Невестка была еще одной каплей горечи в и без того уже переполненной чаше. Ирма давно женским чутьем поняла, что Вера изменяет сыну; она собиралась сказать, что знает, в каких это театрах и концертах невестка задерживается допоздна, но все же молчала, порой презирая себя за бесхарактерность. Эта терпимость к невестке была компромиссом с совестью, с моралью верной жены, такой жены, что прожила в браке двадцать восемь лет, понимая, что сожительство это в чем-то ненастоящее, неправильное, что его нужно поломать и уйти своей дорогой, и в то же время даже в самые тяжелые минуты разочарования не пытаясь что-либо порвать или, не дай бог, преступить.
Когда Игорь умер, она не почувствовала ни облегчения, ни жалости. Она не плакала ни дома, ни на кладбище; одни расценили это как шок, вызванный большим несчастьем, другие — как признак очерствелости сердца, третьи — как пример незаурядного самообладания, но никто не знал подлинной причины, по какой глаза ее оставались сухими; она никогда не рассказывала о себе и Игоре даже сослуживцам в клинике, ни словом не обмолвилась о своих семейных неурядицах. Это молчание подступало изнутри и душило ее и, копясь год от года, достигло уже такой силы, что в поисках выхода чуть ли не разрывало на части ее самое. Но она не разжимала губ и не знала, настанет ли когда-нибудь миг, когда она освободится от внутренней тяжести и сможет хоть что-то рассказать кому-то о своей непрожитой жизни, попытаться с помощью другого человека понять, почему существуют такие вот непрожитые жизни и отчего так поздно приходит понимание, что многое надо было делать совсем иначе.
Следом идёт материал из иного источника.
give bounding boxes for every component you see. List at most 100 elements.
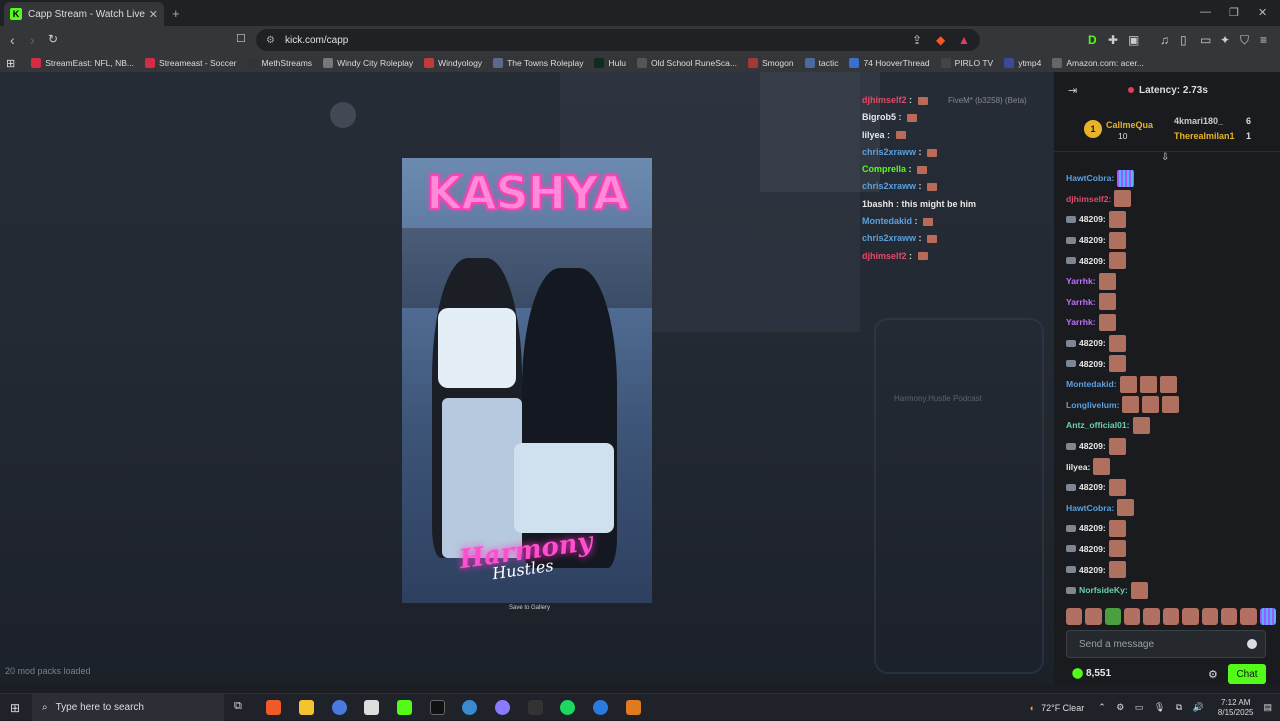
- chat-message[interactable]: 48209:: [1066, 518, 1276, 539]
- chat-input[interactable]: Send a message: [1066, 630, 1266, 658]
- leader-name-2[interactable]: 4kmari180_: [1174, 116, 1223, 126]
- brave-taskbar-icon[interactable]: [266, 700, 281, 715]
- video-player[interactable]: FiveM* (b3258) (Beta) KASHYA Harmony Hus…: [0, 72, 1054, 684]
- bookmark-item[interactable]: 74 HooverThread: [849, 58, 930, 68]
- tray-icons[interactable]: ⌃ ⚙ ▭ 🎙 ⧉ 🔊: [1098, 702, 1208, 713]
- sidebar-icon[interactable]: ▯: [1180, 33, 1187, 47]
- chrome-taskbar-icon[interactable]: [332, 700, 347, 715]
- leo-ai-icon[interactable]: ✦: [1220, 33, 1230, 47]
- window-close-icon[interactable]: ✕: [1258, 6, 1267, 19]
- app-a-taskbar-icon[interactable]: [626, 700, 641, 715]
- chat-username[interactable]: 48209:: [1079, 256, 1106, 266]
- chat-message[interactable]: 48209:: [1066, 477, 1276, 498]
- extensions-icon[interactable]: ✚: [1108, 33, 1118, 47]
- chat-username[interactable]: 48209:: [1079, 565, 1106, 575]
- maximize-icon[interactable]: ❐: [1229, 6, 1239, 19]
- share-icon[interactable]: ⇪: [912, 33, 922, 47]
- start-windows-icon[interactable]: ⊞: [10, 701, 20, 715]
- bookmark-item[interactable]: Old School RuneSca...: [636, 58, 737, 68]
- chat-message[interactable]: 48209:: [1066, 333, 1276, 354]
- capcut-taskbar-icon[interactable]: [364, 700, 379, 715]
- quick-emote[interactable]: [1143, 608, 1160, 625]
- collapse-chat-icon[interactable]: ⇥: [1068, 84, 1077, 97]
- chat-username[interactable]: Yarrhk:: [1066, 276, 1096, 286]
- chat-message[interactable]: 48209:: [1066, 230, 1276, 251]
- discord-taskbar-icon[interactable]: [495, 700, 510, 715]
- chat-message[interactable]: 48209:: [1066, 559, 1276, 580]
- chat-message[interactable]: lilyea:: [1066, 456, 1276, 477]
- chat-username[interactable]: Yarrhk:: [1066, 317, 1096, 327]
- chat-username[interactable]: 48209:: [1079, 214, 1106, 224]
- chat-username[interactable]: 48209:: [1079, 544, 1106, 554]
- chat-username[interactable]: HawtCobra:: [1066, 503, 1114, 513]
- chat-message[interactable]: 48209:: [1066, 436, 1276, 457]
- chat-message[interactable]: NorfsideKy:: [1066, 580, 1276, 601]
- file-explorer-icon[interactable]: [299, 700, 314, 715]
- forward-icon[interactable]: ›: [30, 32, 35, 48]
- chat-message[interactable]: Montedakid:: [1066, 374, 1276, 395]
- spotify-taskbar-icon[interactable]: [560, 700, 575, 715]
- extension-d-icon[interactable]: D: [1088, 33, 1097, 47]
- chat-message[interactable]: HawtCobra:: [1066, 498, 1276, 519]
- quick-emote[interactable]: [1085, 608, 1102, 625]
- chat-message[interactable]: 48209:: [1066, 250, 1276, 271]
- chat-username[interactable]: Antz_official01:: [1066, 420, 1130, 430]
- chat-username[interactable]: 48209:: [1079, 338, 1106, 348]
- task-view-icon[interactable]: ⧉: [234, 700, 242, 713]
- chat-username[interactable]: 48209:: [1079, 441, 1106, 451]
- channel-points[interactable]: ⬤ 8,551: [1072, 668, 1111, 679]
- notifications-icon[interactable]: ▤: [1263, 702, 1272, 713]
- bookmark-item[interactable]: Amazon.com: acer...: [1052, 58, 1144, 68]
- extension-box-icon[interactable]: ▣: [1128, 33, 1139, 47]
- apps-grid-icon[interactable]: ⊞: [6, 57, 15, 70]
- chat-username[interactable]: HawtCobra:: [1066, 173, 1114, 183]
- chat-username[interactable]: NorfsideKy:: [1079, 585, 1128, 595]
- scroll-down-icon[interactable]: ⇩: [1161, 152, 1169, 163]
- tab-active[interactable]: K Capp Stream - Watch Live on ✕: [4, 2, 164, 26]
- quick-emote[interactable]: [1124, 608, 1141, 625]
- chat-message[interactable]: Yarrhk:: [1066, 271, 1276, 292]
- chat-message[interactable]: 48209:: [1066, 209, 1276, 230]
- chat-username[interactable]: Montedakid:: [1066, 379, 1117, 389]
- chat-username[interactable]: 48209:: [1079, 523, 1106, 533]
- minimize-icon[interactable]: —: [1200, 6, 1211, 18]
- quick-emote[interactable]: [1259, 608, 1276, 625]
- skype-taskbar-icon[interactable]: [593, 700, 608, 715]
- quick-emote[interactable]: [1162, 608, 1180, 625]
- chat-message[interactable]: Yarrhk:: [1066, 312, 1276, 333]
- bookmark-icon[interactable]: ☐: [236, 32, 246, 45]
- quick-emote[interactable]: [1220, 608, 1238, 625]
- leader-name-1[interactable]: CallmeQua: [1106, 120, 1153, 130]
- chat-send-button[interactable]: Chat: [1228, 664, 1266, 684]
- emoji-picker-icon[interactable]: [1247, 639, 1257, 649]
- quick-emote[interactable]: [1182, 608, 1199, 625]
- clock[interactable]: 7:12 AM 8/15/2025: [1218, 698, 1254, 718]
- quick-emote[interactable]: [1201, 608, 1218, 625]
- back-icon[interactable]: ‹: [10, 32, 15, 48]
- bookmark-item[interactable]: Smogon: [747, 58, 794, 68]
- brave-rewards-icon[interactable]: ▲: [958, 33, 970, 47]
- chat-message[interactable]: HawtCobra:: [1066, 168, 1276, 189]
- chat-username[interactable]: 48209:: [1079, 359, 1106, 369]
- chat-message[interactable]: 48209:: [1066, 539, 1276, 560]
- chat-message[interactable]: 48209:: [1066, 353, 1276, 374]
- weather-text[interactable]: 72°F Clear: [1041, 703, 1084, 713]
- kick-taskbar-icon[interactable]: [397, 700, 412, 715]
- reload-icon[interactable]: ↻: [48, 32, 58, 46]
- media-icon[interactable]: ♫: [1160, 33, 1169, 47]
- bookmark-item[interactable]: MethStreams: [247, 58, 312, 68]
- controller-taskbar-icon[interactable]: [528, 700, 543, 715]
- x-taskbar-icon[interactable]: [430, 700, 445, 715]
- quick-emote[interactable]: [1066, 608, 1083, 625]
- bookmark-item[interactable]: Streameast - Soccer: [145, 58, 237, 68]
- brave-shield-icon[interactable]: ◆: [936, 33, 945, 47]
- new-tab-button[interactable]: +: [172, 6, 180, 21]
- bookmark-item[interactable]: PIRLO TV: [940, 58, 993, 68]
- site-info-icon[interactable]: ⚙: [266, 35, 275, 46]
- bookmark-item[interactable]: StreamEast: NFL, NB...: [31, 58, 134, 68]
- chat-username[interactable]: 48209:: [1079, 482, 1106, 492]
- menu-icon[interactable]: ≡: [1260, 33, 1267, 47]
- quick-emote[interactable]: [1240, 608, 1257, 625]
- chat-message[interactable]: Yarrhk:: [1066, 292, 1276, 313]
- bookmark-item[interactable]: Windy City Roleplay: [323, 58, 413, 68]
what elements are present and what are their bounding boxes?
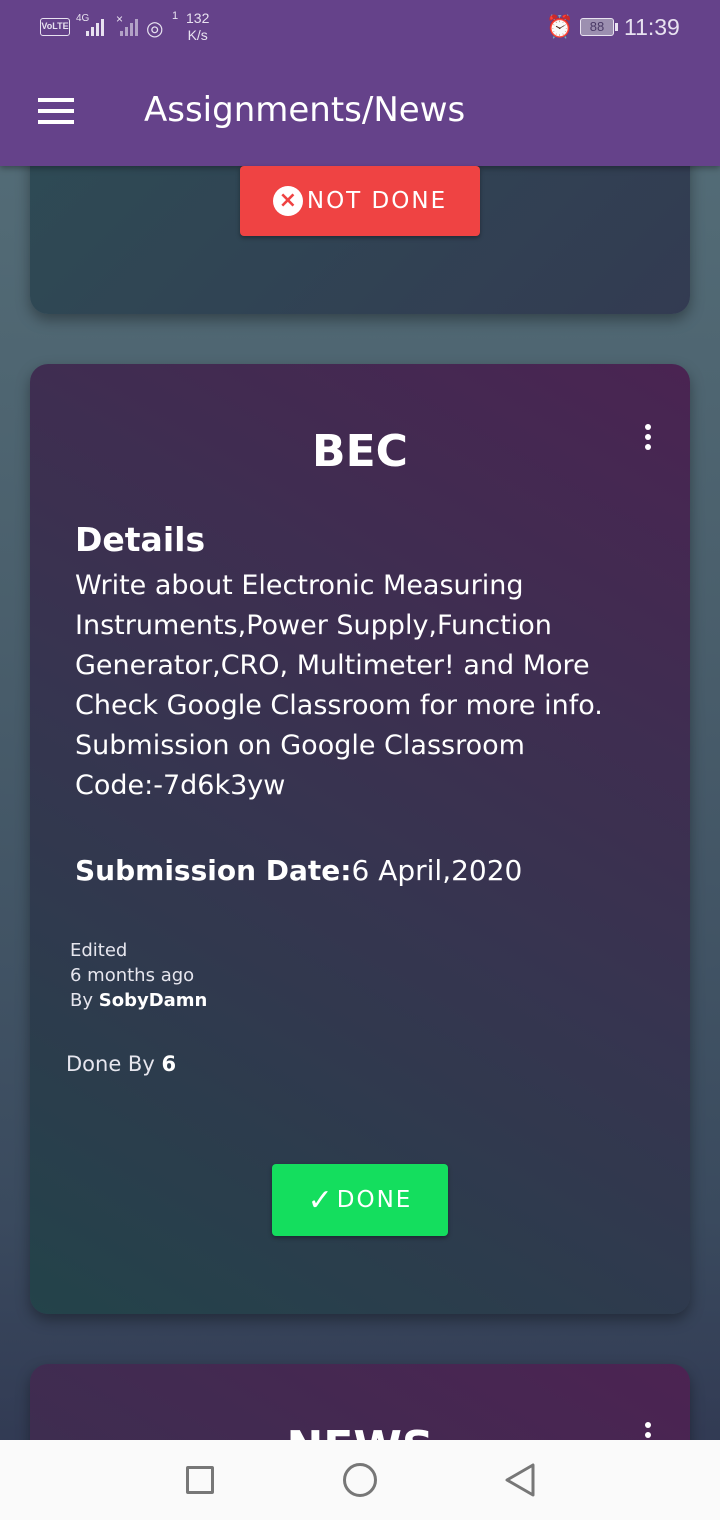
done-by-count: Done By 6 bbox=[66, 1052, 177, 1076]
hamburger-menu-icon[interactable] bbox=[38, 98, 74, 124]
edited-by: By SobyDamn bbox=[70, 990, 208, 1011]
assignment-subject: BEC bbox=[312, 426, 408, 477]
battery-icon bbox=[615, 23, 618, 31]
edited-time: 6 months ago bbox=[70, 965, 195, 986]
page-title: Assignments/News bbox=[144, 90, 466, 130]
assignment-card: BEC Details Write about Electronic Measu… bbox=[30, 364, 690, 1314]
network-speed: 132 K/s bbox=[186, 10, 210, 43]
signal-icon bbox=[86, 16, 104, 36]
home-icon[interactable] bbox=[343, 1463, 377, 1497]
volte-badge: VoLTE bbox=[40, 18, 70, 36]
app-bar: Assignments/News bbox=[0, 56, 720, 166]
battery-level: 88 bbox=[580, 18, 614, 36]
submission-date-value: 6 April,2020 bbox=[351, 854, 523, 887]
details-heading: Details bbox=[75, 520, 206, 559]
recent-apps-icon[interactable] bbox=[186, 1466, 214, 1494]
details-text: Write about Electronic Measuring Instrum… bbox=[75, 570, 603, 801]
alarm-icon: ⏰ bbox=[546, 14, 574, 39]
close-circle-icon: × bbox=[272, 186, 303, 216]
not-done-button[interactable]: × NOT DONE bbox=[240, 166, 480, 236]
edited-label: Edited bbox=[70, 940, 128, 961]
signal-icon-2 bbox=[120, 16, 138, 36]
submission-date: Submission Date:6 April,2020 bbox=[75, 854, 522, 887]
status-bar: VoLTE 4G × ◎ 1 132 K/s ⏰ 88 11:39 bbox=[0, 0, 720, 56]
hotspot-icon: ◎ bbox=[146, 18, 164, 40]
navigation-bar bbox=[0, 1440, 720, 1520]
back-icon[interactable] bbox=[504, 1462, 536, 1498]
edit-info: Edited 6 months ago By SobyDamn bbox=[70, 938, 207, 1013]
author-name: SobyDamn bbox=[98, 990, 208, 1011]
hotspot-count: 1 bbox=[172, 10, 179, 22]
done-button[interactable]: ✓ DONE bbox=[272, 1164, 448, 1236]
submission-date-label: Submission Date: bbox=[75, 854, 352, 887]
check-icon: ✓ bbox=[307, 1182, 333, 1218]
clock: 11:39 bbox=[624, 14, 680, 40]
top-bar: VoLTE 4G × ◎ 1 132 K/s ⏰ 88 11:39 Assign… bbox=[0, 0, 720, 166]
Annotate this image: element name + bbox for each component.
...За окном вагона сгущалась ранняя осенняя темнота, в коридоре слышались голоса разносчиц, предлагавших кефир, сдобу, конфеты.
— Не желаете ли чего-нибудь? — словно издалека донесся голос Андрея Петровича.
— Благодарю вас, нет.
Но он все же встал, вышел из купе и вскоре вернулся с прозрачным пакетом, наполненным трюфелями.
— Только, пожалуйста, не поймите это как банальность: случайный знакомый дарит конфеты. Это к кофе. Я охотно угостил бы вас и чем-нибудь повкуснее.
— Угощайте свою молодую супругу, — не без язвительности проговорила Ирма.
— Молодую?
— Ту, что вас провожала.
— Это моя дочь.
«Как хорошо! — чуть не воскликнула Ирма. — Постой, милая, а почему — хорошо?»
— Знаете, Андрей Петрович, когда вы стояли на перроне, я не поняла, почему меня что-то задело. А теперь кажется... Расцвет лишь подчеркивает увядание, жизнь очень резко контрастирует с... с... вы меня поняли?
Он не ответил, снял с полки объемистый портфель и стал вынимать из него аккуратные пакетики, а напоследок термос. Ирма тоже пошевелилась.
— Надо бы взять стакан чаю, — сказала она, — у меня только бутерброды с колбасой.
— Будьте хозяйкой, — кратко ответил моряк.